Keep in mind this is an examination of first impressions.
I'm a blogger second and a fan of fantastic film first. That puts me right in line with the legion of geeks who have spent years drifting towards James Cameron's Avatar on the horizon, an unsinkable buoy in the deep sea. Sure, I've spent month after month hearing tale of how Steven Spielberg visited the set and walked away a humbled man or how Avatar promises to do lewd things to my eyeballs, but there's only one component of the hype that has stuck with me.
It was a passing comment made by Drew McWeeny, the always brilliant mind behind my favorite film blog, and even then he was paraphrasing what someone else had told him. And despite being concise enough to fit within the 140 character confine of Twitter, it embodies everything James Cameron, Fox, and all of the fans are up against:
"I spoke to someone regarding some "Avatar" footage he saw, and he said, "It's the T-rex scene, but for two hours.""

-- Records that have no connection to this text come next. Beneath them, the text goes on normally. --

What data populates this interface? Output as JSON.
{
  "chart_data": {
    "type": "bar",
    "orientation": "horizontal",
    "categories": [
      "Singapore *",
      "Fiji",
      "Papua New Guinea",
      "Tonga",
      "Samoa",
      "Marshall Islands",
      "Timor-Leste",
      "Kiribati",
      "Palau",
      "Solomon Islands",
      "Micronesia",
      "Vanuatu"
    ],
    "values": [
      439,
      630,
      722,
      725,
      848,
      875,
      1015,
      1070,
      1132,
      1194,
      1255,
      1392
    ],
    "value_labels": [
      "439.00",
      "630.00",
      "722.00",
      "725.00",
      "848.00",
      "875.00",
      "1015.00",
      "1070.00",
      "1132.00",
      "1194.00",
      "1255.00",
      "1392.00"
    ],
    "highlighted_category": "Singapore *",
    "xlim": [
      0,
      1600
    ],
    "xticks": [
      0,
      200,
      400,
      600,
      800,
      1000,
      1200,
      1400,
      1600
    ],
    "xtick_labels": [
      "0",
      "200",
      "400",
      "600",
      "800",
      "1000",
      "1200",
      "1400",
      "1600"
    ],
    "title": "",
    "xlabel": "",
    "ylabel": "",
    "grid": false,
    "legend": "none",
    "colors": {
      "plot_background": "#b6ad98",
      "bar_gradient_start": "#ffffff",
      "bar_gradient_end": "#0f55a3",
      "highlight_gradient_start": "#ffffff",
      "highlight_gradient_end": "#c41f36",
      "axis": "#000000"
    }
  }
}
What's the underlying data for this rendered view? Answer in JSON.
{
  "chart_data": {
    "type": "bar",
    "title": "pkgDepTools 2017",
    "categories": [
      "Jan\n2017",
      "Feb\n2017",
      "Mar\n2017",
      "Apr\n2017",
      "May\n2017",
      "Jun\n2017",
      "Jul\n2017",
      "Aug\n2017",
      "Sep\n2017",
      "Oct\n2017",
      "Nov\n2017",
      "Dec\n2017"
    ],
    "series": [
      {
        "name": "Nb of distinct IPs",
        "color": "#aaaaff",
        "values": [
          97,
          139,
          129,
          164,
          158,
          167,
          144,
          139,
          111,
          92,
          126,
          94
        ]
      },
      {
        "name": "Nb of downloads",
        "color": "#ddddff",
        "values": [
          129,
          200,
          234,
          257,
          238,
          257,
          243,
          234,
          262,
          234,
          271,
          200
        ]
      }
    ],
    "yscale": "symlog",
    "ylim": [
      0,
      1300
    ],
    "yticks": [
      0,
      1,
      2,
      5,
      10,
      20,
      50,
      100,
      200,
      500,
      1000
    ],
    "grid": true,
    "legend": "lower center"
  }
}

This was back in April (and no, I didn't bookmark Drew's tweet, I just Googled it for accuracy) so presumably whoever made that comment was someone with enough clout to see Avatar early, which weights the comment with further presumption that whoever said it is a person of substance. But I care less about the he-said-she-said and more about the bar that comparison sets. A bar I think couldn't be more realistic.
First, if you will, humor me for a moment while I explain how Jurassic Park changed my life. I was seven years old when it came out (yes, I make you feel old, yadda-yadda-yadda; my opinion still counts) and I had never seen anything like it. To say my mind was blown would be to damn the revelation with faint praise. I've done many things between June of '93 and today and taken many personal and professional paths that could have (and should have) altered my lifestyle, but the things I saw on Isla Nublar when I was seven years old always bring me back to the silver screen of other people's imagination.
So, yeah, invoking the T-rex scene is kind of a big deal to me, but it's also a perfect point of comparison for Avatar. I realize I'm no longer a kid (a wedding ring on my hand and a mortgage payment on my back are easy reminders of that), but I don't think it's asking too much to hope for a film that creates a reasonably impermeable illusion instead of a few brilliant magic tricks. And I know that we're talking about just a trailer, but the teasing nature doesn't invalidate the shock of finally seeing something that's been brewing for nearly as long as I've been alive come to life only to discover that the wizards who give us so much are all sharing the same spellbook.
Nothing in the Avatar trailer looks bad, but nothing in the trailer looks as awe inspiring as the T-rex and that's a problem. My gut doesn't care how many A-list filmmakers have been wowed by the process of making Avatar. My gut doesn't care because it has yet to see anything that looks as tactile as a 30 foot dinosaur crushing a jeep. My gut knows that it's been 16 years and my gut, whether it's fair or not, expects to see some improvement between then and now. And if improvement is too much to ask for, at least match it.
The problem lays not in the age discrepancy between then and now. There were plenty of people who are my age now when Jurassic Park came out who shared the same reaction I did because even they had never seen anything like it before. Not only have I seen Avatar's visual prowess before, but it could be argued that I've seen it done better. Just last week I was blown away in the slums of Johannesburg by aliens I was convinced, at times, must have been on set. If first timer Neill Blomkamp can fool me in close ups, there is no reason James "insert macho expletive here" Cameron shouldn't be able to as well.
And maybe he will. In fact, I'm pretty damned sure he will, but that doesn't shake my initial reaction. I have no more a preconceived notion of what a Pandoran dragon looks like than I do a velociraptor, but only one of the two looks like it might actually cut me if I reached towards its glistening rows of teeth. I've tripled in age since visiting Isla Nublar, why hasn't the wizard's spellbook that took me there kept up?